Die neue Fraktionsspitze der Linken ist ein Beitrag zu mehr bürgerlicher Normalität

Wenn nun auch in Deutschland bei den Poli­ti­ker­namen mehr bür­ger­liche Nor­ma­lität ein­ziehen sollte, könnte man sich wieder den poli­ti­schen Inhalten zuwenden. Denn so wichtig es ist, die Frauen und Männer mit Migra­ti­ons­hin­ter­grund gegen rechte Angriffe zu ver­tei­digen, so not­wendig ist es, ihre Politik konkret zu bewerten und nöti­gen­falls zu kri­ti­sieren. Denn auch sie können Sozi­al­leis­tungen streichen, Law and Order Parolen ver­breiten wie die Poli­tiker mit Namen Merz, Spahn und Scholz.

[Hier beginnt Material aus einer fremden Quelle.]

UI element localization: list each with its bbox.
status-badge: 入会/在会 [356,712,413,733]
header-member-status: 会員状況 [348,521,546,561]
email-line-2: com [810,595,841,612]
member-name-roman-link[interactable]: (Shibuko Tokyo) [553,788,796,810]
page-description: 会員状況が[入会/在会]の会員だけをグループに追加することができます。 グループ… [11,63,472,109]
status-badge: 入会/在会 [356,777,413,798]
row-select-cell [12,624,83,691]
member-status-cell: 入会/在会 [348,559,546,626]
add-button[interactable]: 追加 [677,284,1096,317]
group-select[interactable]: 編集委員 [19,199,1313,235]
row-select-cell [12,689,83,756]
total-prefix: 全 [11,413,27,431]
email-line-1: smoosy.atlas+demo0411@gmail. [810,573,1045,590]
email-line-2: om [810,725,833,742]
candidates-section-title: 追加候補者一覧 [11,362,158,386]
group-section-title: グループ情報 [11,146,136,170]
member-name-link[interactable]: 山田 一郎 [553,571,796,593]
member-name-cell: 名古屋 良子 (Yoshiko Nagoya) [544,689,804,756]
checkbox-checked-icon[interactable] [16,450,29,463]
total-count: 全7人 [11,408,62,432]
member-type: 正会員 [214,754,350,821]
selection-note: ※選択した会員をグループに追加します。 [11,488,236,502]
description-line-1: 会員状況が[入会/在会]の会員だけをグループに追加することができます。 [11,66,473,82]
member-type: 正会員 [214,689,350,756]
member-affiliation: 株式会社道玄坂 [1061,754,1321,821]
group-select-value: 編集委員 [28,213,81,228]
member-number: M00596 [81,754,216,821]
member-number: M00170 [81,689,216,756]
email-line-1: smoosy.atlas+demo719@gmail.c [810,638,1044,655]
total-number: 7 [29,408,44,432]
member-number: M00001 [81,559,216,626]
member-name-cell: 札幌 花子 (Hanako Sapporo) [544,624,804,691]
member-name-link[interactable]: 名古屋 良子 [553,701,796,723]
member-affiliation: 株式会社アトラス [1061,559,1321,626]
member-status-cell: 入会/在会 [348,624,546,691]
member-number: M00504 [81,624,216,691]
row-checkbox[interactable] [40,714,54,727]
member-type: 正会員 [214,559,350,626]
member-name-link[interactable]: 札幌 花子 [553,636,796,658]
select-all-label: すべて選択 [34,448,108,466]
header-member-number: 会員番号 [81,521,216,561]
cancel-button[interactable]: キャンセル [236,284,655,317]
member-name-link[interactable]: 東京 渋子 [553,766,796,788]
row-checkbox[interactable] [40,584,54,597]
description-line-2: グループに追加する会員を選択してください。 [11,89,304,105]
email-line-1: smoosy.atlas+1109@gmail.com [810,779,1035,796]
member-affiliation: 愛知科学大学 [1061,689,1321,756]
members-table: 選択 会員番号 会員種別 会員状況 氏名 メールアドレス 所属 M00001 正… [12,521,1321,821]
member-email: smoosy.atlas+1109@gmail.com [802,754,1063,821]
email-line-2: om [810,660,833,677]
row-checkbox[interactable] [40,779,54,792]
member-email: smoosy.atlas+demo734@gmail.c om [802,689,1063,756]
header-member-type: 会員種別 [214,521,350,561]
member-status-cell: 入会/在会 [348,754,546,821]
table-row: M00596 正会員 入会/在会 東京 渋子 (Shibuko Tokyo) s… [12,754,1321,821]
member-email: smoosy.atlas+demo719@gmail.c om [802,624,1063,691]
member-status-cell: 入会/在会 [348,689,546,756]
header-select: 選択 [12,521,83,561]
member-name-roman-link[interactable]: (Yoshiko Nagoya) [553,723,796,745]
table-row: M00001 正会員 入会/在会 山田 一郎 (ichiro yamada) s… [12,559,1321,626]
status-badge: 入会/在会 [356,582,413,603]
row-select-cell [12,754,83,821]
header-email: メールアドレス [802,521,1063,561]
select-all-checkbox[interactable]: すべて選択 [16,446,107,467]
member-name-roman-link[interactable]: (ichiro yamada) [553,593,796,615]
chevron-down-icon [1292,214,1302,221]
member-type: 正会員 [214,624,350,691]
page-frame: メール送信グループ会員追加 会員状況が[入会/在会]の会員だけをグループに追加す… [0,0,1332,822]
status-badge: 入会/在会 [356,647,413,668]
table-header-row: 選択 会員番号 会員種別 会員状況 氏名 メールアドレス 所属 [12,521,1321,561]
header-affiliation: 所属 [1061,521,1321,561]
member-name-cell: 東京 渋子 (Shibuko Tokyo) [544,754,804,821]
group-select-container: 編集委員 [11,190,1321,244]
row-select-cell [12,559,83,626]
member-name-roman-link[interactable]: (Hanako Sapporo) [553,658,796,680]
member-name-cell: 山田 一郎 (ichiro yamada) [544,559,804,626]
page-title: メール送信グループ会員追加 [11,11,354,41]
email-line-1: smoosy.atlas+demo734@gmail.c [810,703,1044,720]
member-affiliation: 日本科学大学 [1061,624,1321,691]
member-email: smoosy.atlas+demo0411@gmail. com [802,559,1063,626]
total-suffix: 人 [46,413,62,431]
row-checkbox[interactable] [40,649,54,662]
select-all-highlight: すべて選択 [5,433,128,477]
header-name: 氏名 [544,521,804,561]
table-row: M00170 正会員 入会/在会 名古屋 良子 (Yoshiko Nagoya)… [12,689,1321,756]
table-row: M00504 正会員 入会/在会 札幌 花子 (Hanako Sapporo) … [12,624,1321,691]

Amira Mohamed Ali – den Namen hatte bisher kaum jemand gehört. Dabei ist die Bun­des­tags­ab­ge­ordnete der Links­partei für das Ressort Ver­brau­cher­schutz in ihrer Fraktion zuständig. Das ist ja ein Poli­tikfeld, das heute durchaus beliebt ist. Doch seit dem 12. November ist Amira Mohamed Ali in vielen Medien präsent. Sie wurde schließlich .…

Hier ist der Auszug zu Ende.